Department of Genome Sciences, University of Washington School of Medicine, Seattle, Washington 98195, USA.
Genome Res. 2012 Aug;22(8):1525-32. doi: 10.1101/gr.138115.112. Epub 2012 May 14.
While exome sequencing is readily amenable to single-nucleotide variant discovery, the sparse and nonuniform nature of the exome capture reaction has hindered exome-based detection and characterization of genic copy number variation. We developed a novel method using singular value decomposition (SVD) normalization to discover rare genic copy number variants (CNVs) as well as genotype copy number polymorphic (CNP) loci with high sensitivity and specificity from exome sequencing data. We estimate the precision of our algorithm using 122 trios (366 exomes) and show that this method can be used to reliably predict (94% overall precision) both de novo and inherited rare CNVs involving three or more consecutive exons. We demonstrate that exome-based genotyping of CNPs strongly correlates with whole-genome data (median r(2) = 0.91), especially for loci with fewer than eight copies, and can estimate the absolute copy number of multi-allelic genes with high accuracy (78% call level). The resulting user-friendly computational pipeline, CoNIFER (copy number inference from exome reads), can reliably be used to discover disruptive genic CNVs missed by standard approaches and should have broad application in human genetic studies of disease.

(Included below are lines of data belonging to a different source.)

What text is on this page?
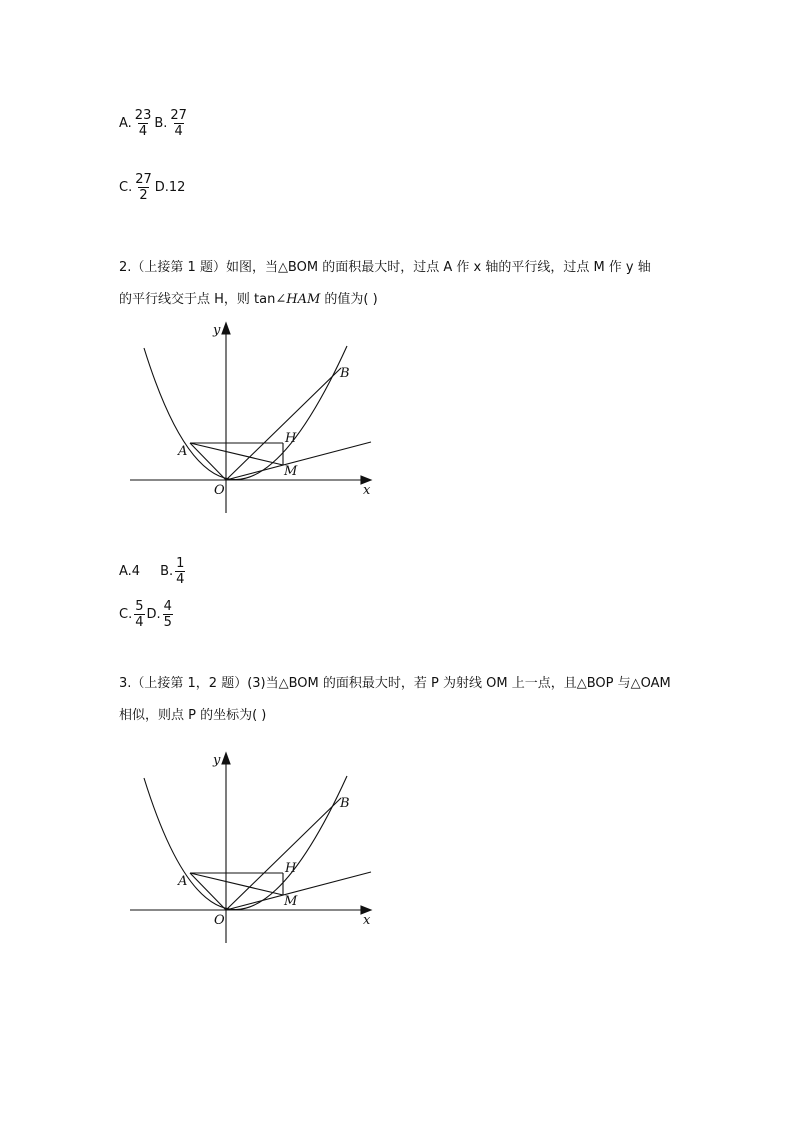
A. $\frac{23}{4} B$. $\frac{27}{4}$
C. $\frac{27}{2} D.12$
2.（上接第 1 题）如图，当△BOM 的面积最大时，过点 A 作 x 轴的平行线，过点 M 作 y 轴
的平行线交于点 H，则 tan∠HAM 的值为( )
y
x
O
A
B
H
M
A.4 B. $\frac{1}{4}$
C. $\frac{5}{4} D$. $\frac{4}{5}$
3.（上接第 1，2 题）(3)当△BOM 的面积最大时，若 P 为射线 OM 上一点，且△BOP 与△OAM
相似，则点 P 的坐标为( )
y
x
O
A
B
H
M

虽然外显子组测序非常适合单核苷酸变异的发现,但外显子捕获反应的稀疏性和非均匀性阻碍了基于外显子的基因拷贝数变异的检测和特征描述。我们开发了一种使用奇异值分解(SVD)归一化的新方法,从外显子组测序数据中以高灵敏度和特异性发现罕见的基因拷贝数变异(CNV)和基因型拷贝数多态性(CNP)位点。我们使用 122 个三核苷酸重复(366 个外显子)来估计我们算法的精度,并表明该方法可用于可靠地预测(总体精度为 94%)涉及三个或更多连续外显子的新发和遗传罕见 CNV。我们证明,基于外显子的 CNP 基因分型与全基因组数据具有很强的相关性(中位数 r(2) = 0.91),尤其是对于少于 8 个拷贝的位点,并且可以高精度(78%的调用水平)估计多等位基因基因的绝对拷贝数。由此产生的用户友好型计算管道 CoNIFER(外显子读数的拷贝数推断)可可靠地用于发现标准方法错过的破坏性基因 CNV,并且应该在疾病的人类遗传研究中具有广泛的应用。